Method in Enzymology 1994 (246):732-48

 

Digital Imaging Spectroscopy for Massively Parallel Screening of Mutants

Youvan, DC., Goldman, E., Delagrave, S., and Yang, M.M.

Palo Alto Institute of Molecular Medicine, 2462 Wyandotte Street, Mountain View, CA 94043.

Massachusetts Institute of Technology, Department of Chemistry, Cambridge 02139.

 

New combinatorial mutagenesis methods in molecular genetics make it possible to simultaneously generate million of altered proteins in a single library of mutants. In the study of pigment-protein complexes, this advance in biology necessitated invention of an instrument capable of recording spectra in a massively parallel fashion, much like the human eye. In contrast to the trichromatic eye, such an instrument should be quantitative, cover a wider range of wavelengths, and have a large number of spectral bands.
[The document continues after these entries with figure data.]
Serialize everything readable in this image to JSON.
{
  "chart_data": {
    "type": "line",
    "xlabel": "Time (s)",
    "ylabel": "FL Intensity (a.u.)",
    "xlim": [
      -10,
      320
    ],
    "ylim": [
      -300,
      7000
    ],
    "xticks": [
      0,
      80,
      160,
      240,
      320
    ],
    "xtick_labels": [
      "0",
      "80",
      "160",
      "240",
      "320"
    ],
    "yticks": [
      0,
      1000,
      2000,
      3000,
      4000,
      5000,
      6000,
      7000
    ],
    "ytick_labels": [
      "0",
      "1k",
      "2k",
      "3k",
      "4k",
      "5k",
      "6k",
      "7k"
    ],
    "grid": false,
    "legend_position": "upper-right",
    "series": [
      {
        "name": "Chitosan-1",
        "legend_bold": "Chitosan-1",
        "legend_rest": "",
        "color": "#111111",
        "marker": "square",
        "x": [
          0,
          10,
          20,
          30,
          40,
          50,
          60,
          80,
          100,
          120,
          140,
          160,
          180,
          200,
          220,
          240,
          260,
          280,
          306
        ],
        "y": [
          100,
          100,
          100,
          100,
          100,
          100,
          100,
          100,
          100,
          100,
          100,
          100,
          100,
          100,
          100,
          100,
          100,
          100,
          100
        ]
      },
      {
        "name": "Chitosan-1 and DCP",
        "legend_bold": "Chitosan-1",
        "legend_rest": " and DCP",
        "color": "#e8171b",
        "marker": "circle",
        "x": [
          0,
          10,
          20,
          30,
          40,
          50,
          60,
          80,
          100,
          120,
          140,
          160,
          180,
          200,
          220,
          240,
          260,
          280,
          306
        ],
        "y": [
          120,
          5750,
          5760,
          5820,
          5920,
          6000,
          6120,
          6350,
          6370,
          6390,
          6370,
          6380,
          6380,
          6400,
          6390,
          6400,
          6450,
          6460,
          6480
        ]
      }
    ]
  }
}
Imaging spectroscopy is defined as the coprocessing of both spatial and spectral information.  Such data are usually three dimensional, consisting of two spatial dimensions (i.e, the x and y coordinates of picture elements within a scene) correlated with one dimension of spectral information (e.g., the absorption spectrum of each pixel). A monochromator can be considered as an analog imaging spectrophotometer if the entrance slit is physically moved over a scene to generate the second spatial dimension. Later, this time course of convoluted data can be used to rebuild images containing spectral data. The scanning swath of a monochromator has been employed in satellite imagery and remote sensing.